Keep It Informal: Resisting Power in the Shadows of Systems: Book launch and discussion with Alena Ledeneva, UCL
A Hitchhiker’s Guide to Informal Problem-Solving in Human Life, Volume 3 of The Global Encyclopaedia of Informality, UCL Press Fringe Series, 2024.
Can informality be seen as resistance to power and potential for institutional change? Is staying hidden a productive way to accumulate critical resources to transform regimes? Join Professor Alena Ledeneva for a discussion of the “shades of grey” around the globe.
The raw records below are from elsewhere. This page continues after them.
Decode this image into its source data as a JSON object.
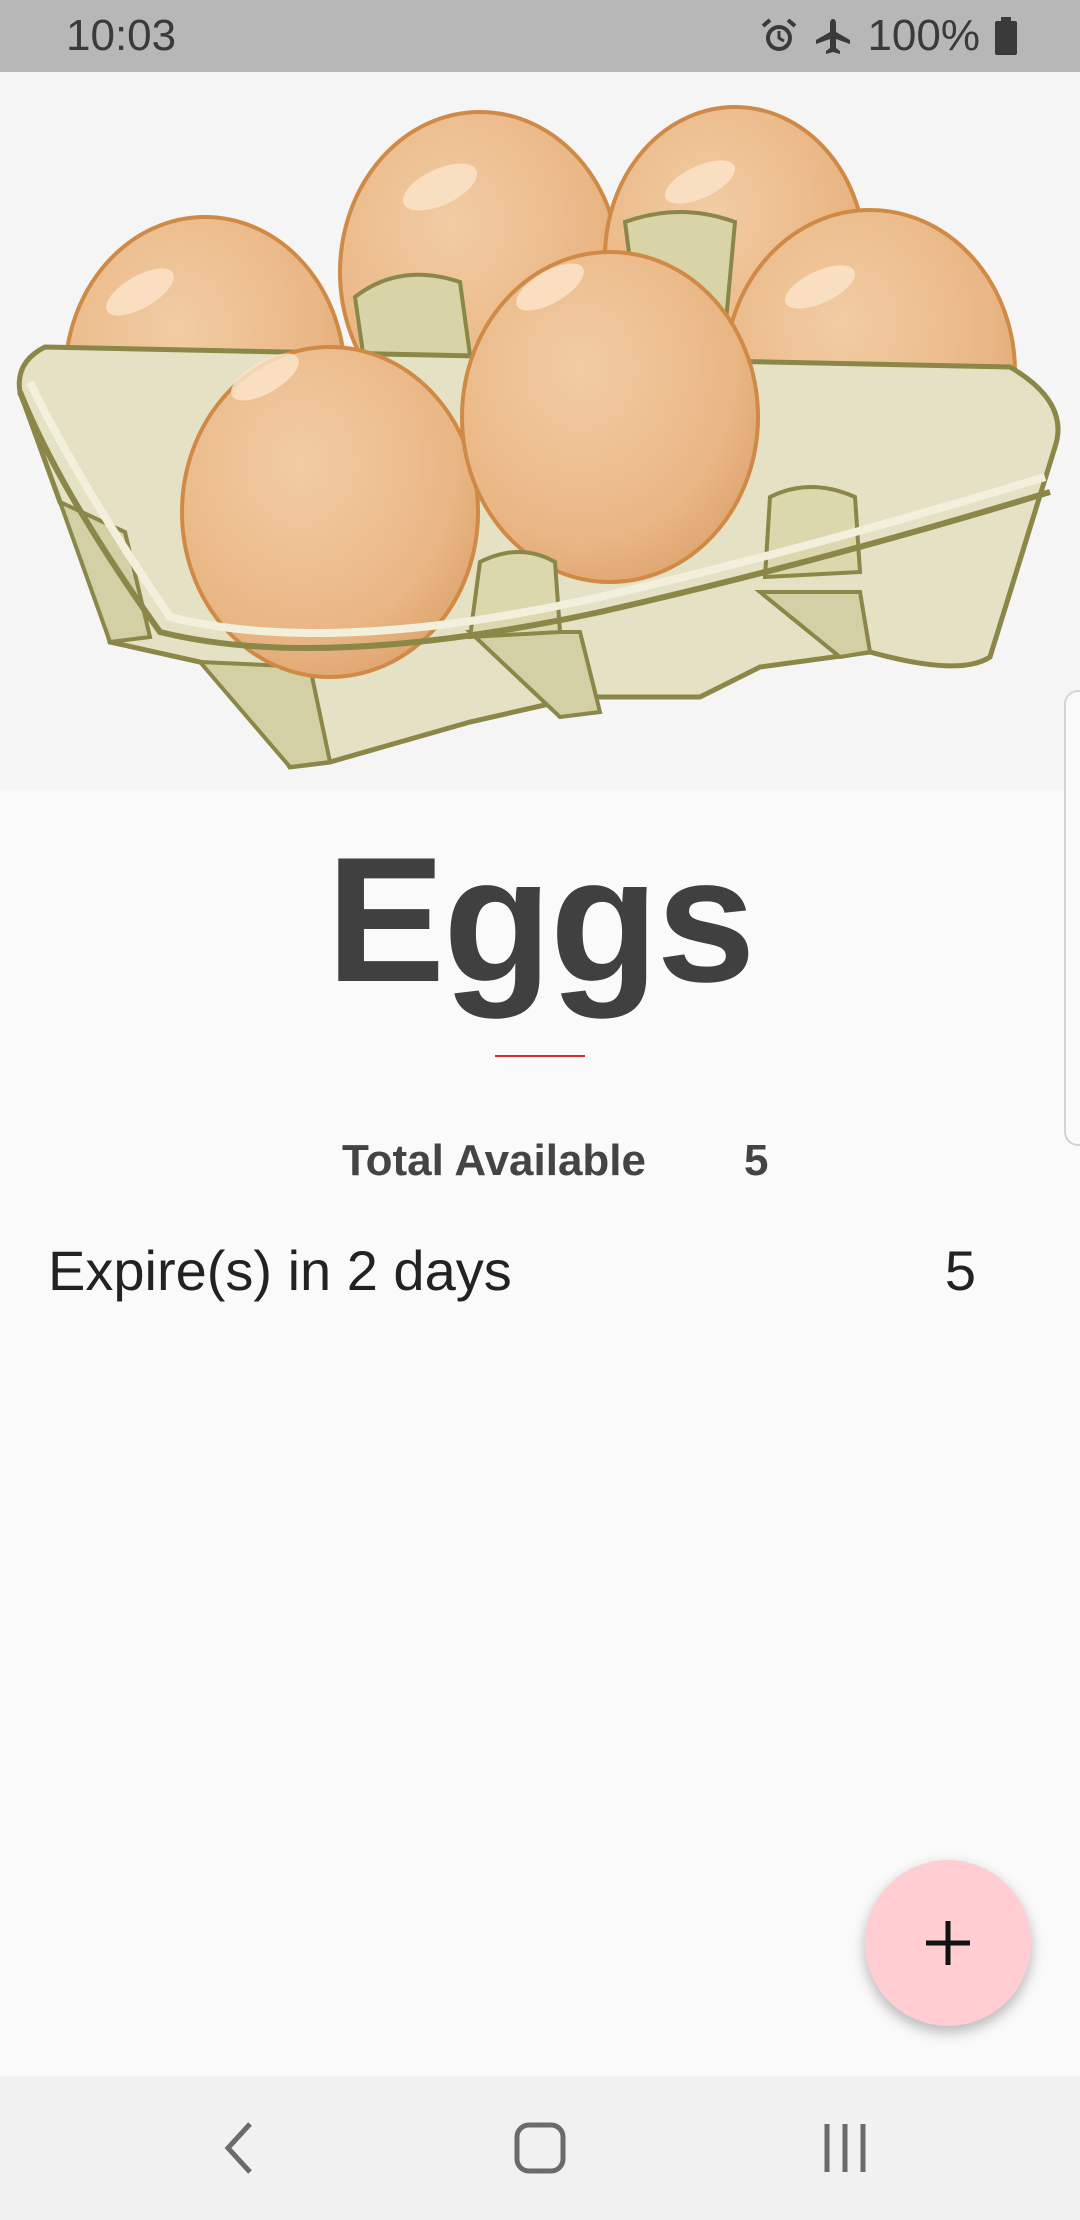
{
  "status_bar": {
    "time": "10:03",
    "battery": "100%",
    "icons": [
      "alarm-icon",
      "airplane-mode-icon",
      "battery-full-icon"
    ]
  },
  "product": {
    "image": "egg-carton-illustration",
    "name": "Eggs",
    "total_label": "Total Available",
    "total_value": "5"
  },
  "expirations": [
    {
      "label": "Expire(s) in 2 days",
      "count": "5"
    }
  ],
  "fab": {
    "icon": "plus-icon"
  },
  "nav_bar": {
    "icons": [
      "back-icon",
      "home-icon",
      "recent-apps-icon"
    ]
  },
  "colors": {
    "status_bar": "#b7b7b7",
    "title": "#404040",
    "divider_accent": "#d32f2f",
    "fab": "#ffcdd2",
    "egg": "#eab583",
    "carton": "#e2dfc2"
  }
}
The Global Encyclopaedia of Informality offers a journey into the world’s open secrets, unwritten rules and hidden practices. Its third volume focuses on issues of emotional ambivalence and the pressures of the digital age on humanity. The informal practices presented in this volume demonstrate the urgency of alleviating tensions between continuity and all-too-rapid change and the need to tackle the central problem of modern societies – uncertainty. We will take you on a ‘biographical’ journey through elusive, taken-for-granted or banal ways of getting things done from over 70 countries and world regions. The book challenges the assumption that informality is associated exclusively with poverty, underdevelopment, the Global South, oppressive regimes or the former socialist countries of Eastern Europe and Central Asia. It also maps the patterns of informality around the globe, identifies specific informal practices in a context-sensitive way, and documents their ambivalent impact on people engaged in problem-solving, societies where these problems arise, and humanity overall.
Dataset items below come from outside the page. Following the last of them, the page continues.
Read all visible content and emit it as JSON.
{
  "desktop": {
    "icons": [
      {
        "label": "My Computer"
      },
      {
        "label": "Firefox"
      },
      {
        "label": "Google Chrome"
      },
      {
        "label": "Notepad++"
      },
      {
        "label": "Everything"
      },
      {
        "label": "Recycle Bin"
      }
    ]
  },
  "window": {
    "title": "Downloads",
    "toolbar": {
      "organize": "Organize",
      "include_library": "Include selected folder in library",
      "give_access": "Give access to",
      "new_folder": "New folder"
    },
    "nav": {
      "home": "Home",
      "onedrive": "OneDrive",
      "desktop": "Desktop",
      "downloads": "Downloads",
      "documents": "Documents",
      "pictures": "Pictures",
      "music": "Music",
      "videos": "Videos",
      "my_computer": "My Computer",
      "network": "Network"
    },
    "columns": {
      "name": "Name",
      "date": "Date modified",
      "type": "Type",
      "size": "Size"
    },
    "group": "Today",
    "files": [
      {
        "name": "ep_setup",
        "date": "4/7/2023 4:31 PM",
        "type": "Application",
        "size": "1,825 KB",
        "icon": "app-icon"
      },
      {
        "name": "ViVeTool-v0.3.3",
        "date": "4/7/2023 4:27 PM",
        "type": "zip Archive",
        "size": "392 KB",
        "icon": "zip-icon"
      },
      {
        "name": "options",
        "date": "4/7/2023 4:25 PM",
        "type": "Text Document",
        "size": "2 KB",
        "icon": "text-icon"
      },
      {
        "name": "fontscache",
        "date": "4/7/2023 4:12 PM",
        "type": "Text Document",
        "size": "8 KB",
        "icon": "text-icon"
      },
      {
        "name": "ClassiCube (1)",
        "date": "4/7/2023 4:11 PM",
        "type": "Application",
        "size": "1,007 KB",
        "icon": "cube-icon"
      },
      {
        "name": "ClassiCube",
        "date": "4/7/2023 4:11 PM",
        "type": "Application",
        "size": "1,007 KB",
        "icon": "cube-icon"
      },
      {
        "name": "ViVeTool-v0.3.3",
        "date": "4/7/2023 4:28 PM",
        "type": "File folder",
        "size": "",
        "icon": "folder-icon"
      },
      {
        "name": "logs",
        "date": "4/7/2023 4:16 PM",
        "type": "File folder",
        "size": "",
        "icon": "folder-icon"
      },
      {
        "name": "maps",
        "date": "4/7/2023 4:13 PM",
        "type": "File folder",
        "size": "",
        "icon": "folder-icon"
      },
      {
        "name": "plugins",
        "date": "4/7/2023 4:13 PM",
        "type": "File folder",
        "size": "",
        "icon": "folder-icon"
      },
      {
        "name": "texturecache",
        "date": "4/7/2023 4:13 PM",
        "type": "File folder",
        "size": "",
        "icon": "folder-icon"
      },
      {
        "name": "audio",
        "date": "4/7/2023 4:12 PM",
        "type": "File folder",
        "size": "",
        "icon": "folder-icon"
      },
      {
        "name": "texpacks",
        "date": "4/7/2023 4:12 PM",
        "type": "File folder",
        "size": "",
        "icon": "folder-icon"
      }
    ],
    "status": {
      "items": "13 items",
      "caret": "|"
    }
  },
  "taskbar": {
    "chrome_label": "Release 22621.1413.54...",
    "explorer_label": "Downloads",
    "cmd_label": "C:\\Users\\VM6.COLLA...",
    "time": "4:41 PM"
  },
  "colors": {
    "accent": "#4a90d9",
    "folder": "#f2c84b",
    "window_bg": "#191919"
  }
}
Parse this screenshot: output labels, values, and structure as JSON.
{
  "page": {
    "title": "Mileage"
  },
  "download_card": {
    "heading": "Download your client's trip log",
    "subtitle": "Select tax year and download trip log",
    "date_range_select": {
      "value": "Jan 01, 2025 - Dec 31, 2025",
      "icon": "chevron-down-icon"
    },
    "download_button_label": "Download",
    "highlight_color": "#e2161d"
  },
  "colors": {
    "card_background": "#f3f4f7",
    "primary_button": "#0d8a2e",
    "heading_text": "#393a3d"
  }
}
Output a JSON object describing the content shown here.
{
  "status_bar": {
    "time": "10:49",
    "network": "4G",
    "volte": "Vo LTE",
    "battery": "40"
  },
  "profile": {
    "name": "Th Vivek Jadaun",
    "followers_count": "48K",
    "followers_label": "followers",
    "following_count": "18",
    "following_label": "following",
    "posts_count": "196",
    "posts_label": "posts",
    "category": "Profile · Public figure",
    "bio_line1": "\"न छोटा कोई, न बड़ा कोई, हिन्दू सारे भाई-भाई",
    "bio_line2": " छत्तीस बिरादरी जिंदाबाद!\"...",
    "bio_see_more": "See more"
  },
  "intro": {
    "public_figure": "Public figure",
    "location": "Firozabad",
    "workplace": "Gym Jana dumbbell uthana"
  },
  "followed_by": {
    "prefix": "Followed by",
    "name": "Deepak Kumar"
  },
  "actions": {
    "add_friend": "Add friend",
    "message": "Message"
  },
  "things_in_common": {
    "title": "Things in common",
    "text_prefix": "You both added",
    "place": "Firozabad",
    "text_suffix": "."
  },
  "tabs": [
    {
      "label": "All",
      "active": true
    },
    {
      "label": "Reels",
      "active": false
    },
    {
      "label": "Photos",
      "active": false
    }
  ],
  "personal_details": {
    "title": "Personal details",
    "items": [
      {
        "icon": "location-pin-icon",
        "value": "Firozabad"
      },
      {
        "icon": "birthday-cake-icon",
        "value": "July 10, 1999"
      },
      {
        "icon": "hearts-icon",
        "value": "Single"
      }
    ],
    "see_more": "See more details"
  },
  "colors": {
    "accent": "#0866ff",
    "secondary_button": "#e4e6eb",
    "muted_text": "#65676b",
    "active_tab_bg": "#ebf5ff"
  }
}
Following the presentation of the new volume, we will launch and brainstorm a new project to be developed in collaboration with Pushkin House that would focus on informality in artistic practice. The event will be moderated by Denis Maksimov, our curator of exhibitions and public programming.
Alena V. Ledeneva is Professor of Politics and Society at the School of Slavonic and East European Studies, University College London, UK. She studied Economics at the Novosibirsk State University (1986) and Social and Political Theory at the University of Cambridge (Newnham College, M.Phil.1992; Ph.D.1996). She’s been a Postdoctoral Research Fellow at New Hall College at Cambridge in 1996–1999; a Senior Fellow at the Davis Center, Harvard University (2005); a Simon Professor at the University of Manchester (2006), a Visiting Professor at Sciences Po, Paris (2010). She authored a number of books including How Russia Really Works (Cornell University Press, 2006) and Russia’s Economy of Favours (Cambridge University Press, 1998) and numerous articles. Her expertise is on Russia and global affairs, global governance and corruption; informal economy; economic crime; informal practices in corporate governance; role of networks and patron-client relationships.